14. As to her claim for negligence and breach of contract, this claim appears to refer only to DOCCS because it references the "defendant entities" and its "certain and specific policies and procedures." (Comp. ¶ 103.) It thus appears that her eighth cause of action is not intended to go against the individual named defendants, with whom she had no contractual relationship anyway, and this claim will also be dismissed as to them.

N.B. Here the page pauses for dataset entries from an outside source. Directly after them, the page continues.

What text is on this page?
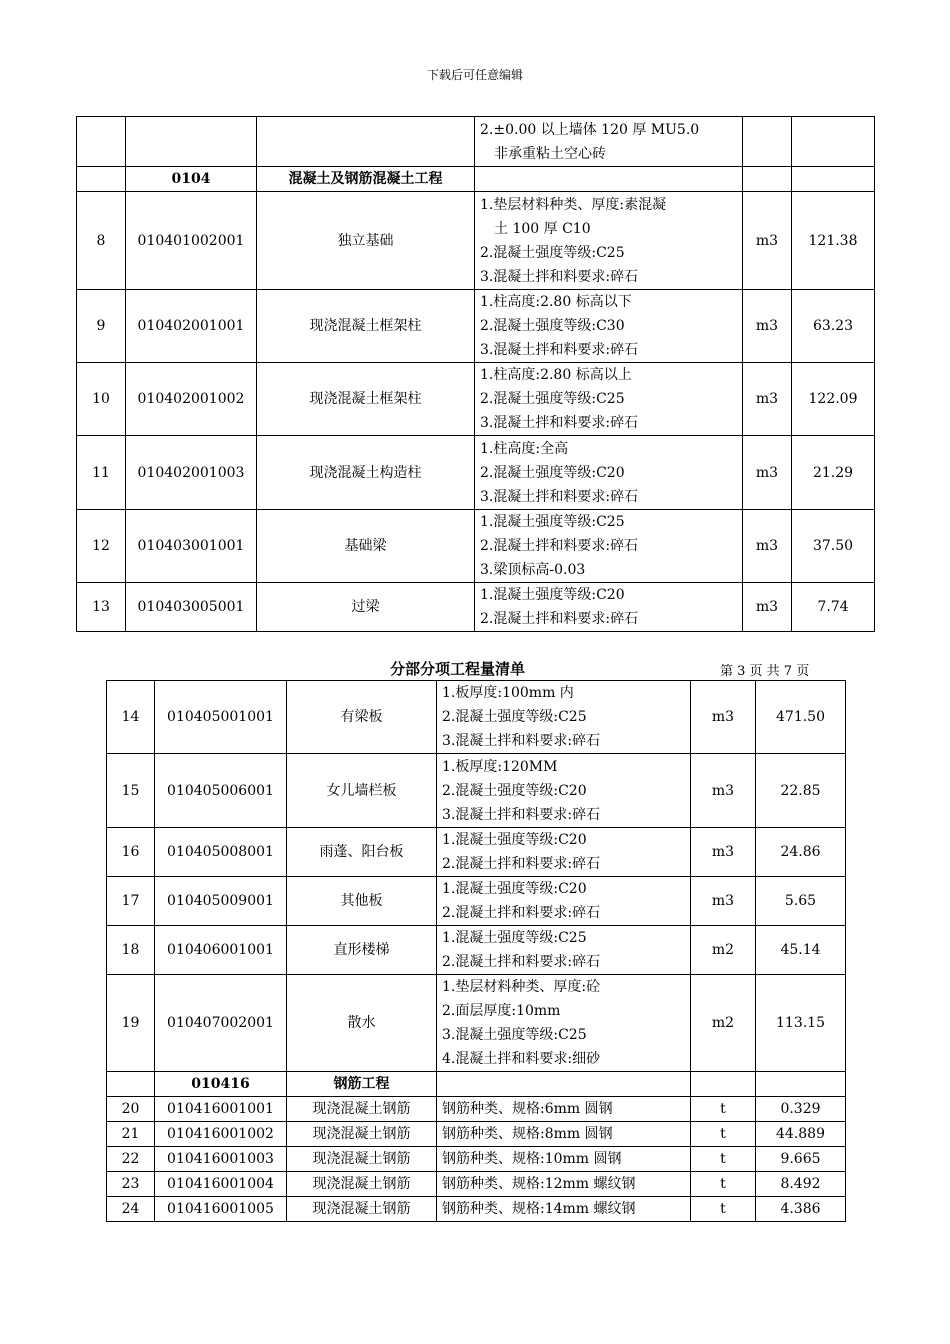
下载后可任意编辑

			2.±0.00 以上墙体 120 厚 MU5.0
非承重粘土空心砖		

	0104	混凝土及钢筋混凝土工程	

8	010401002001	独立基础	1.垫层材料种类、厚度:素混凝
土 100 厚 C10
2.混凝土强度等级:C25
3.混凝土拌和料要求:碎石	m3	121.38
9	010402001001	现浇混凝土框架柱	1.柱高度:2.80 标高以下
2.混凝土强度等级:C30
3.混凝土拌和料要求:碎石	m3	63.23
10	010402001002	现浇混凝土框架柱	1.柱高度:2.80 标高以上
2.混凝土强度等级:C25
3.混凝土拌和料要求:碎石	m3	122.09
11	010402001003	现浇混凝土构造柱	1.柱高度:全高
2.混凝土强度等级:C20
3.混凝土拌和料要求:碎石	m3	21.29
12	010403001001	基础梁	1.混凝土强度等级:C25
2.混凝土拌和料要求:碎石
3.梁顶标高-0.03	m3	37.50
13	010403005001	过梁	1.混凝土强度等级:C20
2.混凝土拌和料要求:碎石	m3	7.74
分部分项工程量清单	第 3 页 共 7 页
14	010405001001	有梁板	1.板厚度:100mm 内
2.混凝土强度等级:C25
3.混凝土拌和料要求:碎石	m3	471.50
15	010405006001	女儿墙栏板	1.板厚度:120MM
2.混凝土强度等级:C20
3.混凝土拌和料要求:碎石	m3	22.85
16	010405008001	雨蓬、阳台板	1.混凝土强度等级:C20
2.混凝土拌和料要求:碎石	m3	24.86
17	010405009001	其他板	1.混凝土强度等级:C20
2.混凝土拌和料要求:碎石	m3	5.65
18	010406001001	直形楼梯	1.混凝土强度等级:C25
2.混凝土拌和料要求:碎石	m2	45.14
19	010407002001	散水	1.垫层材料种类、厚度:砼
2.面层厚度:10mm
3.混凝土强度等级:C25
4.混凝土拌和料要求:细砂	m2	113.15
	010416	钢筋工程	

20	010416001001	现浇混凝土钢筋	钢筋种类、规格:6mm 圆钢	t	0.329
21	010416001002	现浇混凝土钢筋	钢筋种类、规格:8mm 圆钢	t	44.889
22	010416001003	现浇混凝土钢筋	钢筋种类、规格:10mm 圆钢	t	9.665
23	010416001004	现浇混凝土钢筋	钢筋种类、规格:12mm 螺纹钢	t	8.492
24	010416001005	现浇混凝土钢筋	钢筋种类、规格:14mm 螺纹钢	t	4.386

15. Finally, as to her claim for intentional battery, Plaintiff claims that she was "confined to a conference room for 3 1/2 hours while Defendants intentionally and knowingly directed to the Plaintiff into the conference and left to go home while Plaintiff remained past out inside." (Comp. ¶ 113.) New York defines a "civil battery [as] an intentional wrongful physical contact with another person without consent." Cunninham, 2008 WL 1944696, at *1 (quoting Charkhy, 678 N.Y.S.2d at 41) (alterations in original). Facially, Plaintiff's claim does not appear to be one for battery. Instead, it resembles a common law claim for unlawful imprisonment, the elements of which under New York law are "(1) the defendant intended to confine [the plaintiff], (2) the plaintiff was conscious of the confinement, (3) the plaintiff did not consent to the confinement and (4) the confinement was not otherwise privileged." Searles v. Pompilio, 652 F. Supp. 2d 432, 437 (S.D.N.Y. July 23, 2009) (quoting Curry v. City of Syracuse, 316 F.3d 324, 335 (2d Cir. 2003) (alteration in original). Reviewing Plaintiff's Complaint, it states that "[o]n or about 10:50am, Defendants called Plaintiff . . . and she was told to report to the chart office by Sergeant Brown" after which "Plaintiff was then put in a conference room at 11:00am, and told to stay there until Sergeant Brown or Captain Scalise come to get her." (Comp. ¶ 62.) As far as this Court can tell, this tenth claim thus goes only against these two Defendants, and not the other 12 individual named defendants. As to those Sergeant Brown and Captain Scalise, Plaintiff's unlawful imprisonment claim can go forward.

16. Having parsed through Plaintiff's many claims, and the many Defendants against whom they are brought, this Court finds that Plaintiff's Second Amended Complaint can go forward as against DOCCS. It may also go forward against Lieutenant Wojinski, on a common law claim of assault, and Sergeant Brown and Captain Salise on an unlawful confinement claim, in their individual capacities.*fn8

IT HEREBY IS ORDERED, that Plaintiff's request contained in her (Docket No. 37) March 5, 2012 Letter is DENIED.

FURTHER, that Plaintiff's (Docket No. 40) Motion for Default Judgment is DENIED as moot.

FURTHER, that Defendant's (Docket No. 38) Motion for an Order Extending Time to File an Answer or Responsive Motion is GRANTED.

FURTHER, that Defendant shall file an answer or response to Plaintiff's second amended complaint within 14 days of the issuance of this Order.

FURTHER, that the claims contained in Plaintiff's Second Amended Complaint (Docket No. 36) are DISMISSED as to the individual named defendants contained in paragraphs 8 through 20, with the exception of Sergeant Brown, Lieutenant Wokinski, and Captain Scalise.

FURTHER, that Defendants Stanson, Pyra, Goodman, Flanagan, Amoia, Powers, Corbit, Washington, Nazon, Vanderlaan, and Rizzo shall be terminated as parties to this case.

FURTHER, that the Clerk of the Court is directed to cause the United States Marshals Service to serve the Summons and Second Amended Complaint (Docket No. 36), along with this Decision and Order, upon Defendants Sergeant Brown, Lieutenant Wokinski, and Captain Scalise without Plaintiff's payment therefor, unpaid fees to be recoverable if this action terminates by monetary award in plaintiff's favor.